ドルはアメリカを始めとして、色々な国の通貨になっています。

「有事のドル買い」から「有事のドル売り」へ

ドルはアメリカをはじめとした様々な国の通貨となっています。世界の22ヶ国でそれぞれの国名を付けたドルが流通しています。しかし、為替レートに差があるため、各通貨の価値は異なります。最近は、FX取引がポピュラーになってきたので、米ドル以外のカナダドルやニュージーランドドル、豪ドル、シンガポールドルなども、馴染みが深くなっています。

なぜ、ドルが各国の通貨になっているかというと、元々、イギリスの植民地だったオーストラリアなどでは、以前はオーストラリア・ポンドでしたが、独立後にドルへ変更しました。アメリカとの取引が増え、決済取引が多かったことやアメリカドルの信用度が高かったのが変更の理由です。

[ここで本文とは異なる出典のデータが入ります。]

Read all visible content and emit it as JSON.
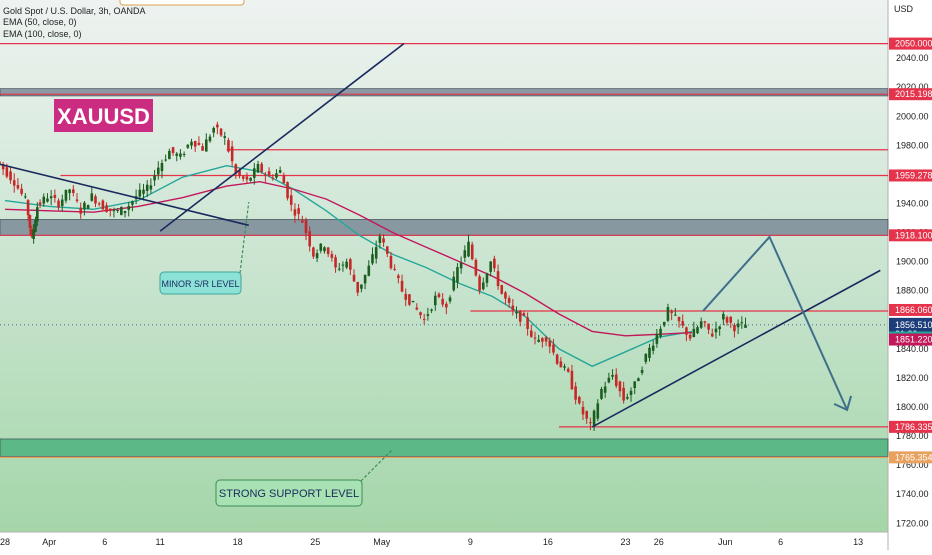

アメリカもイギリスから独立以降、国内どこでも使える統一した通貨を持つために、今でいう欧州のユーロのような形でドルが採用されました。また、アメリカ以外の地域でドルが採用されている国もあります。エクアドルや東ティモール、ジンバブエなどが有名です。経済が不安定な国が自国通貨からドルに変更して、通貨の価値の安定を図るケースが多いためです。

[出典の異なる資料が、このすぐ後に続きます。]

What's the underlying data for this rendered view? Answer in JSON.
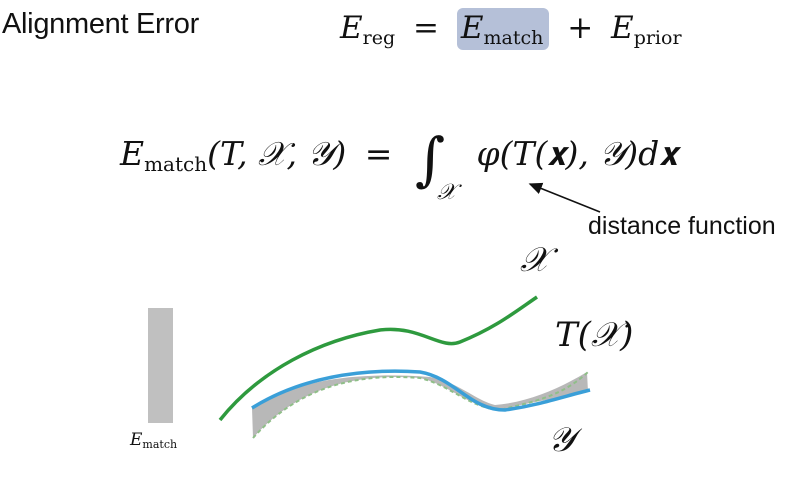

日本はもちろん、世界各国でドルは輸出入での決済に利用されている通貨です。ここでいうドルは主に米ドルになります。米ドルは基軸通貨として世界で一番多く取引され、流通しています。そのため、ドル円の変動は貿易がさかんな日本経済に大きな影響を与えています。為替レートが1円、円安や円高に振れるだけで、輸出入の利益が大幅に異なってくるためです。

ドルは為替相場の世界でも人気の高い通貨です。2001年のアメリカ同時多発テロ前は、世界各地で紛争が起こった場合「有事のドル買い」と呼ばれていました。経済の流れがどのように変わるのか分からない時には、流動性の高いドルを持つことが好まれていたためです。現在は、有事の中心がアメリカの場合が多いため、ユーロや円が買われる「有事のドル売り」という逆転現象が起こっています。